The parties agree that Mr. Haan's pledges committed him to the outcome of criminal cases in violation of Canon 5A(3)(d)(ii) and in a manner inconsistent with a judge's duties to impose sentences in accordance with the law and the evidence. Nothing less than the constitutional right to due process commands such an approach to a judge's duties[1]. There was nothing "innocuous" about such a pledge[2]. In effect, Haan's campaign materials promised the voters he would decide cases in his court without regard to evidence or applicable rules of law.
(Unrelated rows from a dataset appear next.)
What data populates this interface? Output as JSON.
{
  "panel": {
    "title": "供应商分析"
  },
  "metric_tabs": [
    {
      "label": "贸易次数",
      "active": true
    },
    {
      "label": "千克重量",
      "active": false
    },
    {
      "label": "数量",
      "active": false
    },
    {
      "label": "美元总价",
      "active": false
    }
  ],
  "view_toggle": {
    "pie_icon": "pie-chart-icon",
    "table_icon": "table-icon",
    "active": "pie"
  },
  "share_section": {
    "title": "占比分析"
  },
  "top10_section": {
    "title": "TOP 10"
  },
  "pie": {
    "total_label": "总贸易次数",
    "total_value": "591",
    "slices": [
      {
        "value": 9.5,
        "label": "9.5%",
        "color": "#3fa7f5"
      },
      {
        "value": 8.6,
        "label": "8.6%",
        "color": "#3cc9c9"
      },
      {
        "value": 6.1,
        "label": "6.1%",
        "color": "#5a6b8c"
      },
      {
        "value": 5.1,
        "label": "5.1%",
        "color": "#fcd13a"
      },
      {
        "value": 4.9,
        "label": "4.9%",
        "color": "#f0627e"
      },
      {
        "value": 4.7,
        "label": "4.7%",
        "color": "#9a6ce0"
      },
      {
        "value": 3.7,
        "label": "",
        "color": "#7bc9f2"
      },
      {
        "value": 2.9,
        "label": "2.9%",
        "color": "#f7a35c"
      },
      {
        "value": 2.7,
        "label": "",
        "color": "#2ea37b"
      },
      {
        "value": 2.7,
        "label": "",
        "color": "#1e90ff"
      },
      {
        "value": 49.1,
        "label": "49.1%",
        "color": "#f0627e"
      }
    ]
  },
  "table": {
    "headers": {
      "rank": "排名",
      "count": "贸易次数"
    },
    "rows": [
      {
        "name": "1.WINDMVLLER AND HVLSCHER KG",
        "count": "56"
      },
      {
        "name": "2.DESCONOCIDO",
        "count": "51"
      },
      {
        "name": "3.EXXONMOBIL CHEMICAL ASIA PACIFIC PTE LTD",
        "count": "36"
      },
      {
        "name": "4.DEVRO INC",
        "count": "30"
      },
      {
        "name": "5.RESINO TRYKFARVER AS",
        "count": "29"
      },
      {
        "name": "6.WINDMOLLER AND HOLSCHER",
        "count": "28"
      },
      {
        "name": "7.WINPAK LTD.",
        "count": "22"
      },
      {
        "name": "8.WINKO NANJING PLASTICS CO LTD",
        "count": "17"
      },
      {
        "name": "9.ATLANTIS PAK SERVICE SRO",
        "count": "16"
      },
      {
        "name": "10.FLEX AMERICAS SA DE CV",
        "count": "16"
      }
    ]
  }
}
From the above agreed and undisputed facts, we accept the agreement of Respondent and the Commission that Respondent engaged in the charged misconduct. The parties agree that an appropriate sanction for the misconduct here is a public reprimand. The parties also agree that Mr. Haan immediately ceased distribution of the campaign materials upon being notified that he was in violation of Canon 5A(3)(d)(ii).

In light of the foregoing facts and finding of misconduct, this Court concludes that the Conditional Agreement for Discipline entered into by the parties should be approved and the agreed discipline, a public reprimand, should be and is hereby accepted.

Accordingly, Respondent William D. Haan is hereby REPRIMANDED for his misconduct in this case. This discipline terminates and forecloses all disciplinary proceedings relating to the circumstances giving rise to this cause.

Costs of this proceeding are assessed against Respondent.

NOTES

[1] See generally, Randall T. Shepard, Campaign Speech: Restraint and Liberty in Judicial Ethics, 9 Georgetown J. Legal Ethics 1059 (1996).

[2] See, e.g., Stretton v. Disciplinary Bd., 944 F.2d 137 (3rd Cir. 1991); Ackerson v. Kentucky Jud. Retirement & Removal Comm'n, 776 F. Supp. 309 (W.D.Ky.1991); In re Kaiser, 111 Wash. 2d 275, 759 P.2d 392 (1988) (all decisions affirming the value and validity of the Canon on campaign speech); but see Buckley v. Ill. Jud. Inquiry Bd., 997 F.2d 224, 230 (7th Cir. 1993) (appellate judge's "innocuous" campaign statements suggesting he would always rule against convicted rapists held protected by First Amendment).